Lukas Mandl: Das Schwerpunktthema, mit dem ich mich diesmal im Rahmen der Gespräche besonders beschäftigt habe, ist der Nahe Osten. Ich darf im europäischen Parlament ja unter anderem die Nahostarbeit mitverantworten. Und ich durfte in meinem Redebeitrag teilen, wie wichtig die Zusammenarbeit mit dem einzigen jüdischen Staat der Welt, mit Israel, mit der einzigen rechtsstaatlichen Demokratie im Nahen Osten, eben Israel, für uns ist - in Sachen Sicherheit offenkundig, aber auch in vielen anderen Fragen, von Wirtschaft bis Wissenschaft. Und ich bin besonders eingegangen auf Syrien, weil ich auch Chefverhandler der größten Fraktion im Europäischen Parlament, der Europäischen Volkspartei, in der Vorperiode zum Syrienbericht war. Und da geht es mir darum, dass selbstverständlich Despotismus immer eingehegt und bekämpft wird und dass es auch kein Appeasement gibt, das ist mir sehr wichtig. Aber dass Sanktionen, wenn sie gar nicht die Verantwortlichen treffen, sondern die Bevölkerung, für humanitäre Zwecke flexibel gestaltet beziehungsweise aufgehoben werden sollen. Das sagt auch die einschlägige Resolution des Europäischen Parlaments, die wir lange verhandelt hatten. Und das habe ich auch hier vertreten.

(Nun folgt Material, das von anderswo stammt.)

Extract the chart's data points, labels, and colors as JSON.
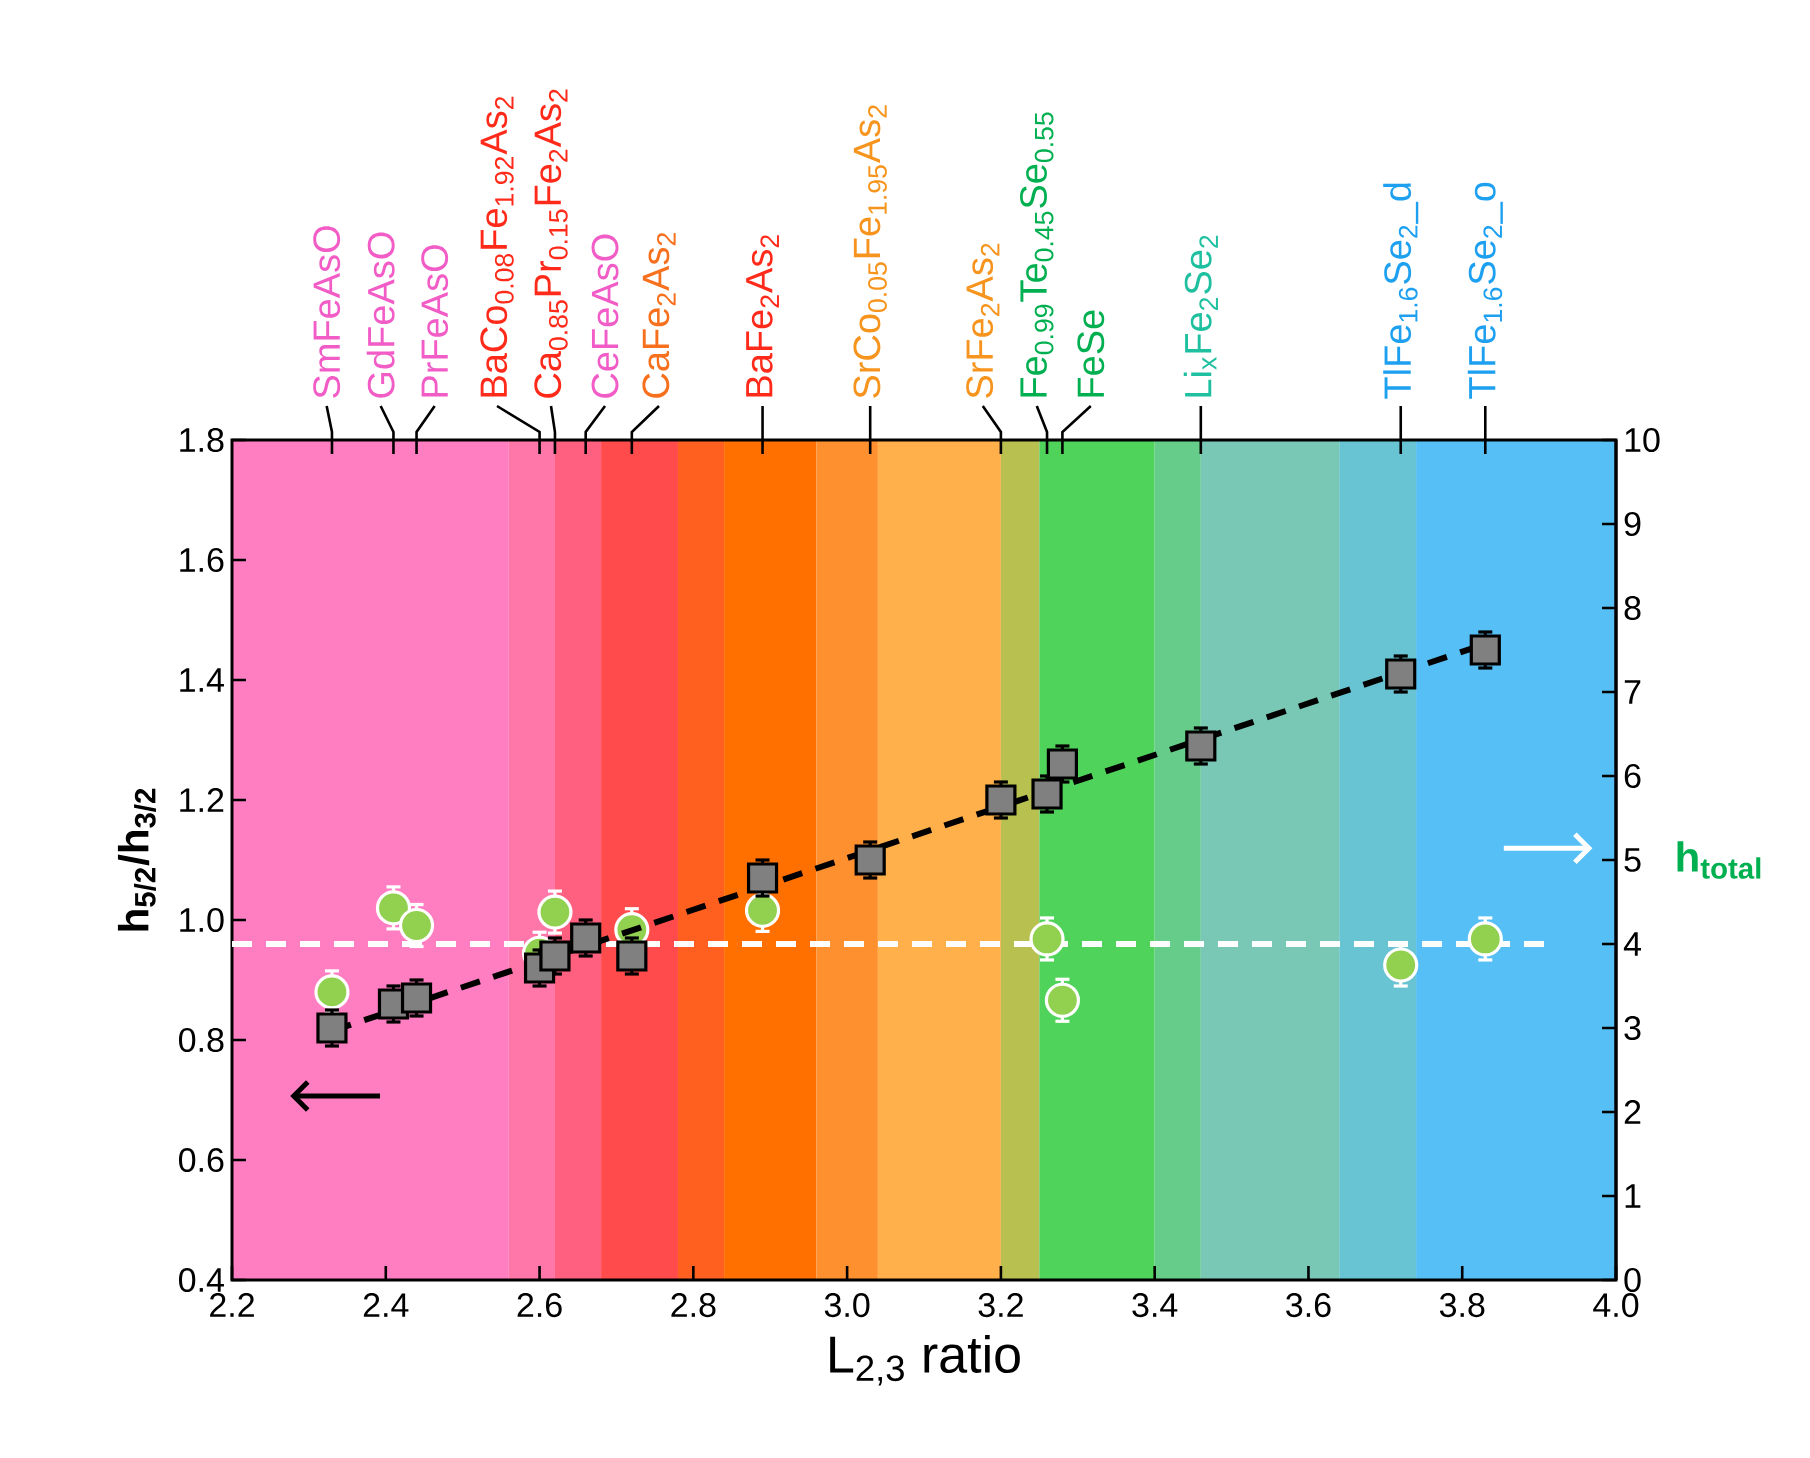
{
  "chart_data": {
    "type": "scatter",
    "xlabel": "L$_{2,3}$ ratio",
    "ylabel": "h$_{5/2}$/h$_{3/2}$",
    "y2label": "h$_{total}$",
    "xlim": [
      2.2,
      4.0
    ],
    "xticks": [
      2.2,
      2.4,
      2.6,
      2.8,
      {
        "value": 3.0,
        "label": "3.0"
      },
      3.2,
      3.4,
      3.6,
      3.8,
      {
        "value": 4.0,
        "label": "4.0"
      }
    ],
    "ylim": [
      0.4,
      1.8
    ],
    "yticks": [
      0.4,
      0.6,
      0.8,
      {
        "value": 1.0,
        "label": "1.0"
      },
      1.2,
      1.4,
      1.6,
      1.8
    ],
    "y2lim": [
      0,
      10
    ],
    "y2ticks": [
      0,
      1,
      2,
      3,
      4,
      5,
      6,
      7,
      8,
      9,
      10
    ],
    "annotations": [
      {
        "x": 2.33,
        "text": "SmFeAsO"
      },
      {
        "x": 2.41,
        "text": "GdFeAsO"
      },
      {
        "x": 2.44,
        "text": "PrFeAsO"
      },
      {
        "x": 2.6,
        "text": "BaCo$_{0.08}$Fe$_{1.92}$As$_{2}$"
      },
      {
        "x": 2.62,
        "text": "Ca$_{0.85}$Pr$_{0.15}$Fe$_{2}$As$_{2}$"
      },
      {
        "x": 2.66,
        "text": "CeFeAsO"
      },
      {
        "x": 2.72,
        "text": "CaFe$_{2}$As$_{2}$"
      },
      {
        "x": 2.89,
        "text": "BaFe$_{2}$As$_{2}$"
      },
      {
        "x": 3.03,
        "text": "SrCo$_{0.05}$Fe$_{1.95}$As$_{2}$"
      },
      {
        "x": 3.2,
        "text": "SrFe$_{2}$As$_{2}$"
      },
      {
        "x": 3.26,
        "text": "Fe$_{0.99}$Te$_{0.45}$Se$_{0.55}$"
      },
      {
        "x": 3.28,
        "text": "FeSe"
      },
      {
        "x": 3.46,
        "text": "Li$_{x}$Fe$_{2}$Se$_{2}$"
      },
      {
        "x": 3.72,
        "text": "TlFe$_{1.6}$Se$_{2}$_d"
      },
      {
        "x": 3.83,
        "text": "TlFe$_{1.6}$Se$_{2}$_o"
      }
    ],
    "bands": [
      {
        "axis": "x",
        "from": 2.2,
        "to": 2.56,
        "color": "#ff7ec1"
      },
      {
        "axis": "x",
        "from": 2.56,
        "to": 2.62,
        "color": "#ff76a8"
      },
      {
        "axis": "x",
        "from": 2.62,
        "to": 2.68,
        "color": "#ff6080"
      },
      {
        "axis": "x",
        "from": 2.68,
        "to": 2.78,
        "color": "#ff4b4b"
      },
      {
        "axis": "x",
        "from": 2.78,
        "to": 2.84,
        "color": "#ff6020"
      },
      {
        "axis": "x",
        "from": 2.84,
        "to": 2.96,
        "color": "#ff7000"
      },
      {
        "axis": "x",
        "from": 2.96,
        "to": 3.04,
        "color": "#ff9030"
      },
      {
        "axis": "x",
        "from": 3.04,
        "to": 3.2,
        "color": "#ffb04a"
      },
      {
        "axis": "x",
        "from": 3.2,
        "to": 3.25,
        "color": "#b8c050"
      },
      {
        "axis": "x",
        "from": 3.25,
        "to": 3.4,
        "color": "#4fd35a"
      },
      {
        "axis": "x",
        "from": 3.4,
        "to": 3.46,
        "color": "#66cc8a"
      },
      {
        "axis": "x",
        "from": 3.46,
        "to": 3.64,
        "color": "#78c8b5"
      },
      {
        "axis": "x",
        "from": 3.64,
        "to": 3.74,
        "color": "#68c4d2"
      },
      {
        "axis": "x",
        "from": 3.74,
        "to": 4.0,
        "color": "#56bff5"
      }
    ],
    "series": [
      {
        "marker": "square",
        "color": "#808080",
        "x": [
          2.33,
          2.41,
          2.44,
          2.6,
          2.62,
          2.66,
          2.72,
          2.89,
          3.03,
          3.2,
          3.26,
          3.28,
          3.46,
          3.72,
          3.83
        ],
        "values": [
          0.82,
          0.86,
          0.87,
          0.92,
          0.94,
          0.97,
          0.94,
          1.07,
          1.1,
          1.2,
          1.21,
          1.26,
          1.29,
          1.41,
          1.45
        ],
        "errors": [
          0.03,
          0.03,
          0.03,
          0.03,
          0.03,
          0.03,
          0.03,
          0.03,
          0.03,
          0.03,
          0.03,
          0.03,
          0.03,
          0.03,
          0.03
        ]
      },
      {
        "axis": "y2",
        "marker": "circle",
        "color": "#92d050",
        "x": [
          2.33,
          2.41,
          2.44,
          2.6,
          2.62,
          2.72,
          2.89,
          3.26,
          3.28,
          3.72,
          3.83
        ],
        "values": [
          3.43,
          4.43,
          4.22,
          3.89,
          4.38,
          4.17,
          4.4,
          4.06,
          3.33,
          3.75,
          4.06
        ],
        "errors": [
          0.25,
          0.25,
          0.25,
          0.25,
          0.25,
          0.25,
          0.25,
          0.25,
          0.25,
          0.25,
          0.25
        ]
      },
      {
        "type": "line",
        "marker": "none",
        "line_style": "dashed",
        "color": "#000000",
        "x": [
          2.33,
          3.83
        ],
        "values": [
          0.815,
          1.46
        ]
      },
      {
        "type": "line",
        "axis": "y2",
        "marker": "none",
        "line_style": "dashed",
        "color": "#ffffff",
        "x": [
          2.2,
          3.91
        ],
        "values": [
          4.0,
          4.0
        ]
      }
    ]
  }
}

„Auch zum Thema Nahost sehr guter und informativer Austausch“

Und so hatten wir gerade auch zum Thema Nahost, das in diesen Tagen aufgrund der kriegerischen Handlungen des iranischen Mullah-Regimes gegen Israel wieder auch in die weltweite Aufmerksamkeit rückt, einen sehr guten und informativen Austausch.

Empfehlungen für Diplomatie und Politik

Auch Kardinalstaatssekretär Pietro Parolin ist, wie wir erfahren haben, mit den katholischen Abgeordneten zusammengetroffen und hat eine Rede gehalten. Was nehmen Sie davon mit?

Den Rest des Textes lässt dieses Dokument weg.